The Howard County native has “always been a big talker,” she said, with her chattiness getting her in trouble during kindergarten naptimes. A Banneker/Key scholar and member of the University Honors program, she channeled that gregariousness and curiosity into her journalism education at UMD. Her experience spanned university publications—like The Black Explosion, The Diamondback and Capital News Service (CNS)—as well as ABC7 WJLA-TV as a news intern and NBC News as a White House unit and general assignment intern.
At each stop, she delved into difficult topics, whether through a long-form story on youth crime in D.C., a broadcast of Israel-Hamas war protests on the National Mall or coverage of President Joe Biden’s son Hunter’s arraignment—which required a last-minute dash to a courthouse in Wilmington, Del.
“It really allows people to trust you when you can do things with an eager mindset,” she said. “I feel like that has really prepared me for a future as a journalist, to always take every opportunity as a reason to grow and learn. And even if it’s scary and unexpected, it doesn’t mean it’s going to be bad.”
That attitude has helped her earn several accolades in the field, including top finishes in the Chesapeake AP Broadcasters Association contest and the Hearst Journalism Awards Program, the “Cadillac of competitions,” said Mel Coffee, CNS Broadcast Bureau director and Ajayi’s mentor.

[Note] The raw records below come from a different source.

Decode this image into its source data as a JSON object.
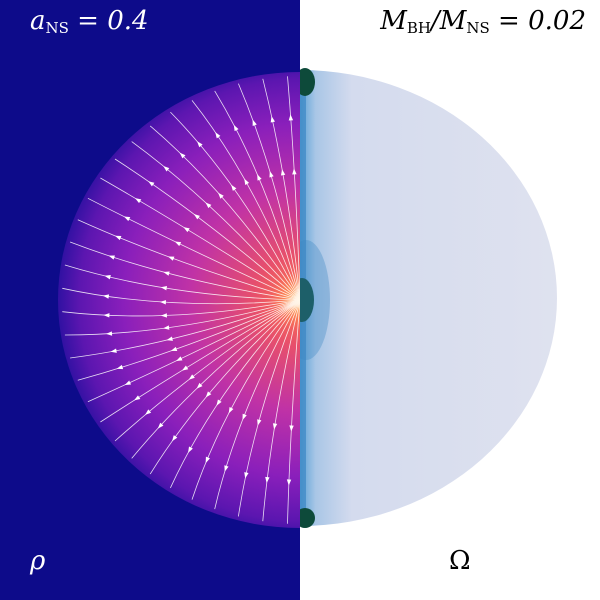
{
  "panels": {
    "left": {
      "top_label": {
        "a": "a",
        "sub": "NS",
        "eq": " = 0.4"
      },
      "bottom_label": "ρ"
    },
    "right": {
      "top_label": {
        "m1": "M",
        "sub1": "BH",
        "slash": "/",
        "m2": "M",
        "sub2": "NS",
        "eq": " = 0.02"
      },
      "bottom_label": "Ω"
    }
  },
  "colors": {
    "background_density": "#0d0b8a",
    "density_core": "#ff6f50",
    "density_mid": "#c232a8",
    "density_outer": "#6a16b6",
    "omega_fill": "#dde1ee",
    "omega_inner": "#7aaed8",
    "omega_dark": "#0d4a3a",
    "streamlines": "#ffffff"
  }
}
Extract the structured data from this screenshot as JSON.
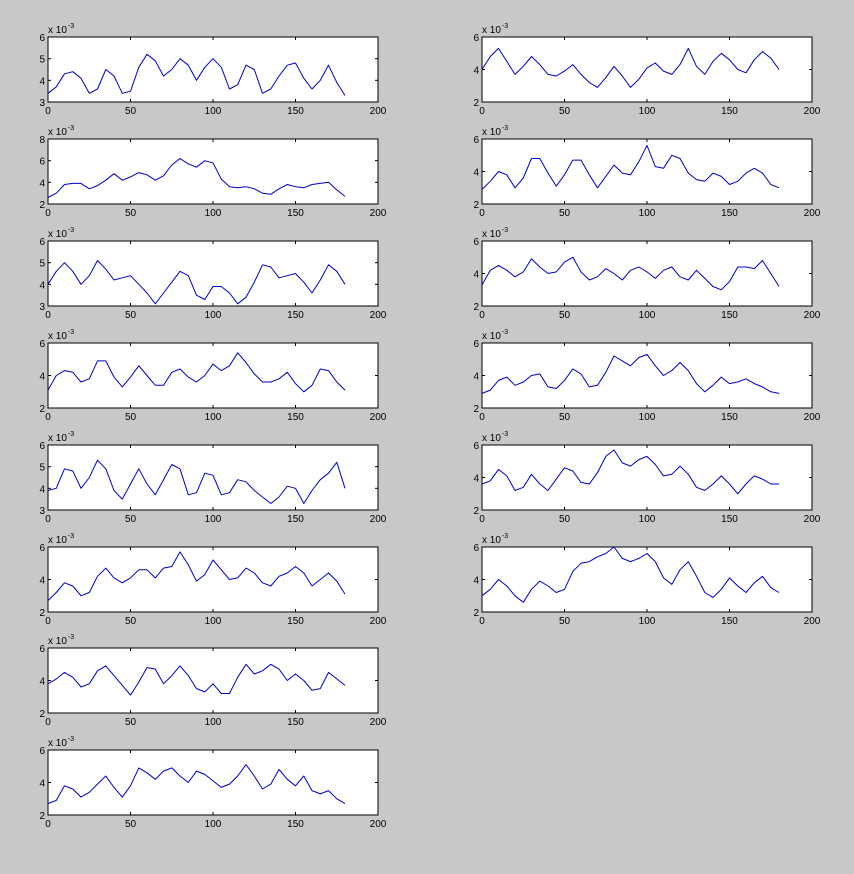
{
  "figure": {
    "background": "#c8c8c8",
    "axes_background": "#ffffff",
    "line_color": "#0000cc"
  },
  "chart_data": [
    {
      "type": "line",
      "exponent_label": "x 10",
      "exponent_power": "-3",
      "xlim": [
        0,
        200
      ],
      "ylim": [
        3,
        6
      ],
      "xticks": [
        0,
        50,
        100,
        150,
        200
      ],
      "yticks": [
        3,
        4,
        5,
        6
      ],
      "x": [
        0,
        5,
        10,
        15,
        20,
        25,
        30,
        35,
        40,
        45,
        50,
        55,
        60,
        65,
        70,
        75,
        80,
        85,
        90,
        95,
        100,
        105,
        110,
        115,
        120,
        125,
        130,
        135,
        140,
        145,
        150,
        155,
        160,
        165,
        170,
        175,
        180
      ],
      "y": [
        3.4,
        3.7,
        4.3,
        4.4,
        4.1,
        3.4,
        3.6,
        4.5,
        4.2,
        3.4,
        3.5,
        4.6,
        5.2,
        4.9,
        4.2,
        4.5,
        5.0,
        4.7,
        4.0,
        4.6,
        5.0,
        4.6,
        3.6,
        3.8,
        4.7,
        4.5,
        3.4,
        3.6,
        4.2,
        4.7,
        4.8,
        4.1,
        3.6,
        4.0,
        4.7,
        3.9,
        3.3
      ]
    },
    {
      "type": "line",
      "exponent_label": "x 10",
      "exponent_power": "-3",
      "xlim": [
        0,
        200
      ],
      "ylim": [
        2,
        8
      ],
      "xticks": [
        0,
        50,
        100,
        150,
        200
      ],
      "yticks": [
        2,
        4,
        6,
        8
      ],
      "x": [
        0,
        5,
        10,
        15,
        20,
        25,
        30,
        35,
        40,
        45,
        50,
        55,
        60,
        65,
        70,
        75,
        80,
        85,
        90,
        95,
        100,
        105,
        110,
        115,
        120,
        125,
        130,
        135,
        140,
        145,
        150,
        155,
        160,
        165,
        170,
        175,
        180
      ],
      "y": [
        2.6,
        3.0,
        3.8,
        3.9,
        3.9,
        3.4,
        3.7,
        4.2,
        4.8,
        4.2,
        4.5,
        4.9,
        4.7,
        4.2,
        4.6,
        5.6,
        6.2,
        5.7,
        5.4,
        6.0,
        5.8,
        4.3,
        3.6,
        3.5,
        3.6,
        3.4,
        3.0,
        2.9,
        3.4,
        3.8,
        3.6,
        3.5,
        3.8,
        3.9,
        4.0,
        3.3,
        2.7
      ]
    },
    {
      "type": "line",
      "exponent_label": "x 10",
      "exponent_power": "-3",
      "xlim": [
        0,
        200
      ],
      "ylim": [
        3,
        6
      ],
      "xticks": [
        0,
        50,
        100,
        150,
        200
      ],
      "yticks": [
        3,
        4,
        5,
        6
      ],
      "x": [
        0,
        5,
        10,
        15,
        20,
        25,
        30,
        35,
        40,
        45,
        50,
        55,
        60,
        65,
        70,
        75,
        80,
        85,
        90,
        95,
        100,
        105,
        110,
        115,
        120,
        125,
        130,
        135,
        140,
        145,
        150,
        155,
        160,
        165,
        170,
        175,
        180
      ],
      "y": [
        4.0,
        4.6,
        5.0,
        4.6,
        4.0,
        4.4,
        5.1,
        4.7,
        4.2,
        4.3,
        4.4,
        4.0,
        3.6,
        3.1,
        3.6,
        4.1,
        4.6,
        4.4,
        3.5,
        3.3,
        3.9,
        3.9,
        3.6,
        3.1,
        3.4,
        4.1,
        4.9,
        4.8,
        4.3,
        4.4,
        4.5,
        4.1,
        3.6,
        4.2,
        4.9,
        4.6,
        4.0
      ]
    },
    {
      "type": "line",
      "exponent_label": "x 10",
      "exponent_power": "-3",
      "xlim": [
        0,
        200
      ],
      "ylim": [
        2,
        6
      ],
      "xticks": [
        0,
        50,
        100,
        150,
        200
      ],
      "yticks": [
        2,
        4,
        6
      ],
      "x": [
        0,
        5,
        10,
        15,
        20,
        25,
        30,
        35,
        40,
        45,
        50,
        55,
        60,
        65,
        70,
        75,
        80,
        85,
        90,
        95,
        100,
        105,
        110,
        115,
        120,
        125,
        130,
        135,
        140,
        145,
        150,
        155,
        160,
        165,
        170,
        175,
        180
      ],
      "y": [
        3.1,
        4.0,
        4.3,
        4.2,
        3.6,
        3.8,
        4.9,
        4.9,
        3.9,
        3.3,
        3.9,
        4.6,
        4.0,
        3.4,
        3.4,
        4.2,
        4.4,
        3.9,
        3.6,
        4.0,
        4.7,
        4.3,
        4.6,
        5.4,
        4.8,
        4.1,
        3.6,
        3.6,
        3.8,
        4.2,
        3.5,
        3.0,
        3.4,
        4.4,
        4.3,
        3.6,
        3.1
      ]
    },
    {
      "type": "line",
      "exponent_label": "x 10",
      "exponent_power": "-3",
      "xlim": [
        0,
        200
      ],
      "ylim": [
        3,
        6
      ],
      "xticks": [
        0,
        50,
        100,
        150,
        200
      ],
      "yticks": [
        3,
        4,
        5,
        6
      ],
      "x": [
        0,
        5,
        10,
        15,
        20,
        25,
        30,
        35,
        40,
        45,
        50,
        55,
        60,
        65,
        70,
        75,
        80,
        85,
        90,
        95,
        100,
        105,
        110,
        115,
        120,
        125,
        130,
        135,
        140,
        145,
        150,
        155,
        160,
        165,
        170,
        175,
        180
      ],
      "y": [
        3.9,
        4.0,
        4.9,
        4.8,
        4.0,
        4.5,
        5.3,
        4.9,
        3.9,
        3.5,
        4.2,
        4.9,
        4.2,
        3.7,
        4.4,
        5.1,
        4.9,
        3.7,
        3.8,
        4.7,
        4.6,
        3.7,
        3.8,
        4.4,
        4.3,
        3.9,
        3.6,
        3.3,
        3.6,
        4.1,
        4.0,
        3.3,
        3.9,
        4.4,
        4.7,
        5.2,
        4.0
      ]
    },
    {
      "type": "line",
      "exponent_label": "x 10",
      "exponent_power": "-3",
      "xlim": [
        0,
        200
      ],
      "ylim": [
        2,
        6
      ],
      "xticks": [
        0,
        50,
        100,
        150,
        200
      ],
      "yticks": [
        2,
        4,
        6
      ],
      "x": [
        0,
        5,
        10,
        15,
        20,
        25,
        30,
        35,
        40,
        45,
        50,
        55,
        60,
        65,
        70,
        75,
        80,
        85,
        90,
        95,
        100,
        105,
        110,
        115,
        120,
        125,
        130,
        135,
        140,
        145,
        150,
        155,
        160,
        165,
        170,
        175,
        180
      ],
      "y": [
        2.7,
        3.2,
        3.8,
        3.6,
        3.0,
        3.2,
        4.2,
        4.7,
        4.1,
        3.8,
        4.1,
        4.6,
        4.6,
        4.1,
        4.7,
        4.8,
        5.7,
        4.9,
        3.9,
        4.3,
        5.2,
        4.6,
        4.0,
        4.1,
        4.7,
        4.4,
        3.8,
        3.6,
        4.2,
        4.4,
        4.8,
        4.4,
        3.6,
        4.0,
        4.4,
        3.9,
        3.1
      ]
    },
    {
      "type": "line",
      "exponent_label": "x 10",
      "exponent_power": "-3",
      "xlim": [
        0,
        200
      ],
      "ylim": [
        2,
        6
      ],
      "xticks": [
        0,
        50,
        100,
        150,
        200
      ],
      "yticks": [
        2,
        4,
        6
      ],
      "x": [
        0,
        5,
        10,
        15,
        20,
        25,
        30,
        35,
        40,
        45,
        50,
        55,
        60,
        65,
        70,
        75,
        80,
        85,
        90,
        95,
        100,
        105,
        110,
        115,
        120,
        125,
        130,
        135,
        140,
        145,
        150,
        155,
        160,
        165,
        170,
        175,
        180
      ],
      "y": [
        3.8,
        4.1,
        4.5,
        4.2,
        3.6,
        3.8,
        4.6,
        4.9,
        4.3,
        3.7,
        3.1,
        3.9,
        4.8,
        4.7,
        3.8,
        4.3,
        4.9,
        4.3,
        3.5,
        3.3,
        3.8,
        3.2,
        3.2,
        4.2,
        5.0,
        4.4,
        4.6,
        5.0,
        4.7,
        4.0,
        4.4,
        4.0,
        3.4,
        3.5,
        4.5,
        4.1,
        3.7
      ]
    },
    {
      "type": "line",
      "exponent_label": "x 10",
      "exponent_power": "-3",
      "xlim": [
        0,
        200
      ],
      "ylim": [
        2,
        6
      ],
      "xticks": [
        0,
        50,
        100,
        150,
        200
      ],
      "yticks": [
        2,
        4,
        6
      ],
      "x": [
        0,
        5,
        10,
        15,
        20,
        25,
        30,
        35,
        40,
        45,
        50,
        55,
        60,
        65,
        70,
        75,
        80,
        85,
        90,
        95,
        100,
        105,
        110,
        115,
        120,
        125,
        130,
        135,
        140,
        145,
        150,
        155,
        160,
        165,
        170,
        175,
        180
      ],
      "y": [
        2.7,
        2.9,
        3.8,
        3.6,
        3.1,
        3.4,
        3.9,
        4.4,
        3.7,
        3.1,
        3.8,
        4.9,
        4.6,
        4.2,
        4.7,
        4.9,
        4.4,
        4.0,
        4.7,
        4.5,
        4.1,
        3.7,
        3.9,
        4.4,
        5.1,
        4.4,
        3.6,
        3.9,
        4.8,
        4.2,
        3.8,
        4.4,
        3.5,
        3.3,
        3.5,
        3.0,
        2.7
      ]
    },
    {
      "type": "line",
      "exponent_label": "x 10",
      "exponent_power": "-3",
      "xlim": [
        0,
        200
      ],
      "ylim": [
        2,
        6
      ],
      "xticks": [
        0,
        50,
        100,
        150,
        200
      ],
      "yticks": [
        2,
        4,
        6
      ],
      "x": [
        0,
        5,
        10,
        15,
        20,
        25,
        30,
        35,
        40,
        45,
        50,
        55,
        60,
        65,
        70,
        75,
        80,
        85,
        90,
        95,
        100,
        105,
        110,
        115,
        120,
        125,
        130,
        135,
        140,
        145,
        150,
        155,
        160,
        165,
        170,
        175,
        180
      ],
      "y": [
        4.0,
        4.8,
        5.3,
        4.5,
        3.7,
        4.2,
        4.8,
        4.3,
        3.7,
        3.6,
        3.9,
        4.3,
        3.7,
        3.2,
        2.9,
        3.5,
        4.2,
        3.6,
        2.9,
        3.4,
        4.1,
        4.4,
        3.9,
        3.7,
        4.3,
        5.3,
        4.2,
        3.7,
        4.5,
        5.0,
        4.6,
        4.0,
        3.8,
        4.6,
        5.1,
        4.7,
        4.0
      ]
    },
    {
      "type": "line",
      "exponent_label": "x 10",
      "exponent_power": "-3",
      "xlim": [
        0,
        200
      ],
      "ylim": [
        2,
        6
      ],
      "xticks": [
        0,
        50,
        100,
        150,
        200
      ],
      "yticks": [
        2,
        4,
        6
      ],
      "x": [
        0,
        5,
        10,
        15,
        20,
        25,
        30,
        35,
        40,
        45,
        50,
        55,
        60,
        65,
        70,
        75,
        80,
        85,
        90,
        95,
        100,
        105,
        110,
        115,
        120,
        125,
        130,
        135,
        140,
        145,
        150,
        155,
        160,
        165,
        170,
        175,
        180
      ],
      "y": [
        2.9,
        3.4,
        4.0,
        3.8,
        3.0,
        3.6,
        4.8,
        4.8,
        3.9,
        3.1,
        3.8,
        4.7,
        4.7,
        3.8,
        3.0,
        3.7,
        4.4,
        3.9,
        3.8,
        4.6,
        5.6,
        4.3,
        4.2,
        5.0,
        4.8,
        3.9,
        3.5,
        3.4,
        3.9,
        3.7,
        3.2,
        3.4,
        3.9,
        4.2,
        3.9,
        3.2,
        3.0
      ]
    },
    {
      "type": "line",
      "exponent_label": "x 10",
      "exponent_power": "-3",
      "xlim": [
        0,
        200
      ],
      "ylim": [
        2,
        6
      ],
      "xticks": [
        0,
        50,
        100,
        150,
        200
      ],
      "yticks": [
        2,
        4,
        6
      ],
      "x": [
        0,
        5,
        10,
        15,
        20,
        25,
        30,
        35,
        40,
        45,
        50,
        55,
        60,
        65,
        70,
        75,
        80,
        85,
        90,
        95,
        100,
        105,
        110,
        115,
        120,
        125,
        130,
        135,
        140,
        145,
        150,
        155,
        160,
        165,
        170,
        175,
        180
      ],
      "y": [
        3.3,
        4.2,
        4.5,
        4.2,
        3.8,
        4.1,
        4.9,
        4.4,
        4.0,
        4.1,
        4.7,
        5.0,
        4.1,
        3.6,
        3.8,
        4.3,
        4.0,
        3.6,
        4.2,
        4.4,
        4.1,
        3.7,
        4.2,
        4.4,
        3.8,
        3.6,
        4.2,
        3.7,
        3.2,
        3.0,
        3.5,
        4.4,
        4.4,
        4.3,
        4.8,
        4.0,
        3.2
      ]
    },
    {
      "type": "line",
      "exponent_label": "x 10",
      "exponent_power": "-3",
      "xlim": [
        0,
        200
      ],
      "ylim": [
        2,
        6
      ],
      "xticks": [
        0,
        50,
        100,
        150,
        200
      ],
      "yticks": [
        2,
        4,
        6
      ],
      "x": [
        0,
        5,
        10,
        15,
        20,
        25,
        30,
        35,
        40,
        45,
        50,
        55,
        60,
        65,
        70,
        75,
        80,
        85,
        90,
        95,
        100,
        105,
        110,
        115,
        120,
        125,
        130,
        135,
        140,
        145,
        150,
        155,
        160,
        165,
        170,
        175,
        180
      ],
      "y": [
        2.9,
        3.1,
        3.7,
        3.9,
        3.4,
        3.6,
        4.0,
        4.1,
        3.3,
        3.2,
        3.7,
        4.4,
        4.1,
        3.3,
        3.4,
        4.2,
        5.2,
        4.9,
        4.6,
        5.1,
        5.3,
        4.6,
        4.0,
        4.3,
        4.8,
        4.3,
        3.5,
        3.0,
        3.4,
        3.9,
        3.5,
        3.6,
        3.8,
        3.5,
        3.3,
        3.0,
        2.9
      ]
    },
    {
      "type": "line",
      "exponent_label": "x 10",
      "exponent_power": "-3",
      "xlim": [
        0,
        200
      ],
      "ylim": [
        2,
        6
      ],
      "xticks": [
        0,
        50,
        100,
        150,
        200
      ],
      "yticks": [
        2,
        4,
        6
      ],
      "x": [
        0,
        5,
        10,
        15,
        20,
        25,
        30,
        35,
        40,
        45,
        50,
        55,
        60,
        65,
        70,
        75,
        80,
        85,
        90,
        95,
        100,
        105,
        110,
        115,
        120,
        125,
        130,
        135,
        140,
        145,
        150,
        155,
        160,
        165,
        170,
        175,
        180
      ],
      "y": [
        3.6,
        3.8,
        4.5,
        4.1,
        3.2,
        3.4,
        4.2,
        3.6,
        3.2,
        3.9,
        4.6,
        4.4,
        3.7,
        3.6,
        4.3,
        5.3,
        5.7,
        4.9,
        4.7,
        5.1,
        5.3,
        4.8,
        4.1,
        4.2,
        4.7,
        4.2,
        3.4,
        3.2,
        3.6,
        4.1,
        3.6,
        3.0,
        3.6,
        4.1,
        3.9,
        3.6,
        3.6
      ]
    },
    {
      "type": "line",
      "exponent_label": "x 10",
      "exponent_power": "-3",
      "xlim": [
        0,
        200
      ],
      "ylim": [
        2,
        6
      ],
      "xticks": [
        0,
        50,
        100,
        150,
        200
      ],
      "yticks": [
        2,
        4,
        6
      ],
      "x": [
        0,
        5,
        10,
        15,
        20,
        25,
        30,
        35,
        40,
        45,
        50,
        55,
        60,
        65,
        70,
        75,
        80,
        85,
        90,
        95,
        100,
        105,
        110,
        115,
        120,
        125,
        130,
        135,
        140,
        145,
        150,
        155,
        160,
        165,
        170,
        175,
        180
      ],
      "y": [
        3.0,
        3.4,
        4.0,
        3.6,
        3.0,
        2.6,
        3.4,
        3.9,
        3.6,
        3.2,
        3.4,
        4.5,
        5.0,
        5.1,
        5.4,
        5.6,
        6.0,
        5.3,
        5.1,
        5.3,
        5.6,
        5.1,
        4.1,
        3.7,
        4.6,
        5.1,
        4.2,
        3.2,
        2.9,
        3.4,
        4.1,
        3.6,
        3.2,
        3.8,
        4.2,
        3.5,
        3.2
      ]
    }
  ]
}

“She will take a piece and report it and write it and produce it in such a way that it really humanizes stories that are difficult to understand or difficult to connect with,” he said. “When we can connect with people and experience the things that they have, we tend to have more empathy toward them. It tends to make us take action.”
After graduation, Ajayi will work as a reporter and anchor for a local station in Tucson, Ariz. Even as newsrooms contract around the country, it’s important to her to persevere, just as she and the rest of the Class of 2024 did through the pandemic.
“It felt like the world was literally ending while we were ending high school. We found each other and we were able to get through it,” she said. “With community, we'll always get through.”